Para chanceler, economia supera os direitos humanos

MARCELO NINIO
DE GENEBRA

Depois de considerar "interessante" a proposta de boicotar a cerimônia de abertura dos Jogos Olímpicos de Pequim em protesto contra a repressão chinesa no Tibete e dizer que levaria a idéia aos demais membros da União Européia, o chanceler da França, Bernard Kouchner, voltou atrás.
A meia-volta foi explicada ontem com uma sinceridade raramente demonstrada pelos países do Ocidente quando o assunto são seus interesses na China. "Quando se lida com relações internacionais com países importantes como a China, obviamente são tomadas decisões econômicas à custa dos direitos humanos", disse Kouchner, complementando: "Isso é realismo elementar."
Na terça-feira, o chanceler francês havia elogiado a proposta feita pela organização Repórteres sem Fronteira, de boicotar a abertura dos Jogos de Pequim por causa da repressão no Tibete e desrespeito do país-sede a princípios elementares de direitos humanos.
O gesto, porém, não foi seguido por nenhum outro país da UE, onde assuntos de política externa freqüentemente causam calorosas discussões.
Desde o início dos distúrbios recentes no Tibete, os líderes europeus pouco falaram sobre o assunto, mas a UE deixou claro que não apoiaria um boicote total à Olimpíada, como pedem ativistas tibetanos.

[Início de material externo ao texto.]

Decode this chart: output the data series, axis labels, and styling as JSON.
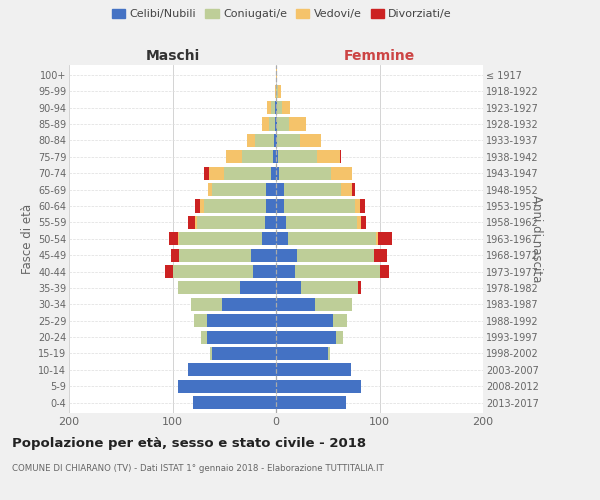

Um protesto do bloco europeu à altamente simbólica cerimônia de abertura, marcada para o dia 8 de agosto, quando será acesa a tocha olímpica, seria um golpe significativo à imagem global chinesa.
Ontem Kouchner voltou a dizer que a idéia não é má, mas descartou o gesto. "Há muitas boas idéias que não podem ser postas em prática", disse o chanceler à rádio RMC.
A violenta repressão chinesa aos protestos no Tibete, os piores em quase 20 anos, colocou a Olimpíada de Pequim no foco dos grupos humanitários, que vêem nos Jogos a única forma de pressionar a ditadura comunista. Um dos fundadores da organização Médicos sem Fronteiras, Kouchner pode ter voltado atrás, mas sua idéia serviu de inspiração na UE.
O presidente do Parlamento Europeu, Hans-Gert Poettering, fez eco à declaração original do ministro francês, pedindo a políticos do continente que evitem comparecer à abertura da Olimpíada se a violência no Tibete continuar.
Kouchner, que foi expulso do Partido Socialista francês no ano passado ao aceitar fazer parte do governo do presidente Nicolas Sarkozy, alinhado à direita, preferiu ser pragmático. "Honestamente, é muito bonito falar de direitos humanos. Eu falei neles a minha vida inteira e vou continuar falando", declarou o chanceler, antes de concluir em sintonia com o realismo sarkozista. "Mas há dois lados na moeda."
Para o vice-presidente do comitê organizador da Olimpíada, Jiang Xiao, o boicote à abertura dos Jogos é idéia de "um grupo pequeno" e não deve ser levado a sério. "Acredito que a maioria das pessoas do mundo tomará a decisão certa", disse Xiao, em entrevista coletiva em Pequim convocada às pressas para abafar a iniciativa.